Special Effect Failure: The movie has a few cases of this. One of the most infamous examples is when Terl demonstrates his weapon to his human workers by shooting the leg off a cow. It's clear that when Terl does this it's just a leg being pulled off a model cow by a concealed string.
The laser gun effects demonstrated during the Psychlos' first appearance would barely be passable in a laser tag game.
They Wasted a Perfectly Good Character: Zete is the highest-ranked Psychlo character in the film, connected to both a "home office" which runs the Psychlo empire as a corporation and at least one (unseen) senator who represents the empire's politicians. He gets one scene and all he does is notify Terl that his assignment on Earth has been extended.
Visual Effects of Awesome: While the CGI is generally mediocre at best, the collapse of the Psychlo dome and the resulting destruction of much of Denver (which, unlike most of the film's other effects, was achieved with physical models) is surprisingly great.

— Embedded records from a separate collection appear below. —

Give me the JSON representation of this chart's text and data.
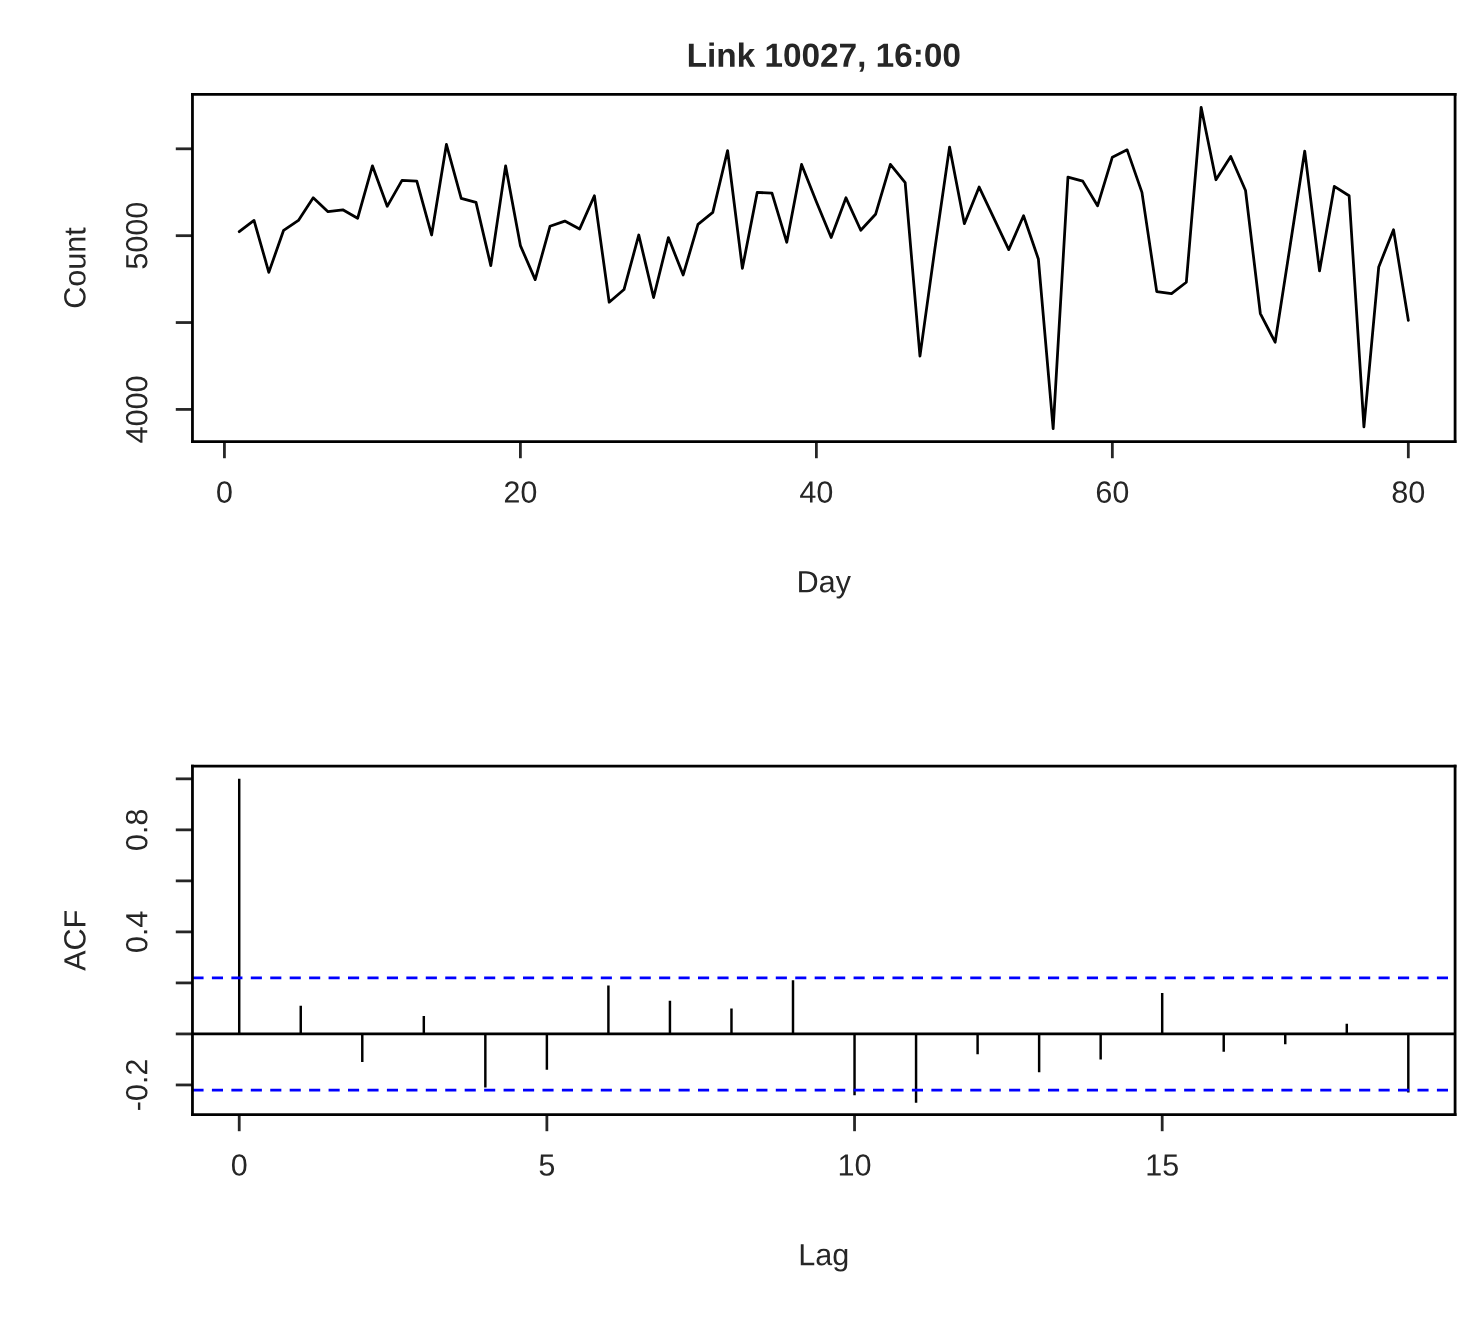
{
  "chart_data": [
    {
      "type": "line",
      "title": "Link 10027, 16:00",
      "xlabel": "Day",
      "ylabel": "Count",
      "x": [
        1,
        2,
        3,
        4,
        5,
        6,
        7,
        8,
        9,
        10,
        11,
        12,
        13,
        14,
        15,
        16,
        17,
        18,
        19,
        20,
        21,
        22,
        23,
        24,
        25,
        26,
        27,
        28,
        29,
        30,
        31,
        32,
        33,
        34,
        35,
        36,
        37,
        38,
        39,
        40,
        41,
        42,
        43,
        44,
        45,
        46,
        47,
        48,
        49,
        50,
        51,
        52,
        53,
        54,
        55,
        56,
        57,
        58,
        59,
        60,
        61,
        62,
        63,
        64,
        65,
        66,
        67,
        68,
        69,
        70,
        71,
        72,
        73,
        74,
        75,
        76,
        77,
        78,
        79,
        80
      ],
      "series": [
        {
          "color": "#000000",
          "values": [
            5023,
            5088,
            4789,
            5031,
            5088,
            5218,
            5138,
            5149,
            5100,
            5402,
            5169,
            5318,
            5314,
            5004,
            5525,
            5215,
            5192,
            4828,
            5402,
            4943,
            4747,
            5054,
            5084,
            5038,
            5230,
            4617,
            4690,
            5004,
            4644,
            4989,
            4774,
            5065,
            5134,
            5490,
            4812,
            5249,
            5245,
            4962,
            5410,
            5195,
            4989,
            5218,
            5031,
            5123,
            5410,
            5306,
            4307,
            4920,
            5510,
            5069,
            5280,
            5100,
            4920,
            5115,
            4866,
            3889,
            5337,
            5314,
            5172,
            5452,
            5494,
            5249,
            4678,
            4667,
            4732,
            5739,
            5322,
            5456,
            5260,
            4552,
            4387,
            4935,
            5487,
            4797,
            5284,
            5230,
            3900,
            4820,
            5034,
            4513
          ]
        }
      ],
      "xlim": [
        -2.16,
        83.16
      ],
      "ylim": [
        3815,
        5813
      ],
      "xticks": [
        0,
        20,
        40,
        60,
        80
      ],
      "yticks": [
        4000,
        {
          "value": 4500,
          "label": null
        },
        5000,
        {
          "value": 5500,
          "label": null
        }
      ],
      "grid": false,
      "legend": false,
      "marker": "none",
      "line_style": "solid"
    },
    {
      "type": "bar",
      "xlabel": "Lag",
      "ylabel": "ACF",
      "x": [
        0,
        1,
        2,
        3,
        4,
        5,
        6,
        7,
        8,
        9,
        10,
        11,
        12,
        13,
        14,
        15,
        16,
        17,
        18,
        19
      ],
      "series": [
        {
          "color": "#000000",
          "values": [
            1.0,
            0.11,
            -0.11,
            0.07,
            -0.21,
            -0.14,
            0.19,
            0.13,
            0.1,
            0.21,
            -0.24,
            -0.27,
            -0.08,
            -0.15,
            -0.1,
            0.16,
            -0.07,
            -0.04,
            0.04,
            -0.23
          ]
        }
      ],
      "xlim": [
        -0.76,
        19.76
      ],
      "ylim": [
        -0.316,
        1.05
      ],
      "xticks": [
        0,
        5,
        10,
        15
      ],
      "yticks": [
        -0.2,
        {
          "value": 0.0,
          "label": null
        },
        {
          "value": 0.2,
          "label": null
        },
        0.4,
        {
          "value": 0.6,
          "label": null
        },
        0.8,
        {
          "value": 1.0,
          "label": null
        }
      ],
      "ref_lines": [
        {
          "axis": "y",
          "value": 0,
          "color": "#000000",
          "line_style": "solid"
        },
        {
          "axis": "y",
          "value": 0.22,
          "color": "#0000ff",
          "line_style": "dashed"
        },
        {
          "axis": "y",
          "value": -0.22,
          "color": "#0000ff",
          "line_style": "dashed"
        }
      ],
      "grid": false,
      "legend": false
    }
  ]
}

The entire Psychlo race counts as this, having enslaved the Earth for a millennium and still having zero understanding of the human race whatsoever. They even contemplated the possibility that dogs were superior to humans, and even attempted to exploit them as slave labor.
Their most egregious lapse in intelligence, however, has to be how in nearly a thousand years of mining for gold, they somehow never found Fort Knox. This one doesn't even have the excuse of being from the book.
Chris Stuckmann points out a scene where Terl gives Jonnie a gun for some reason. Chris points out that Jonnie could of just shot Terl right than and there. Instead, he just kinda stares at Terl, and then shoots some random goon. Ironically, this actually ends up benefiting Jonnie in the longer run, as had he killed Terl then his job would likely have been taken over by Ker, who lacks the same lethal combination of ambition and stupidity that Terl has, and thus would never have put Jonnie in a position to be able to overthrow the Psychlos.
Chris Stuckmann also points out that Terl gives Jonnie a knowledge boost about everything, including how to defeat Terl.
WTH, Costuming Department?: The Psychlos themselves, prominently featuring large elongated heads and dreadlocks, with enhanced codpieces and claws among other things. And that says nothing of those ridiculous jumpsuits...
The Psychlos' means of breathing in Earth's oxygen-rich atmosphere? Sticking rubber hoses up their noses.
The Planetship, with his exaggerated chin, also stands out as such.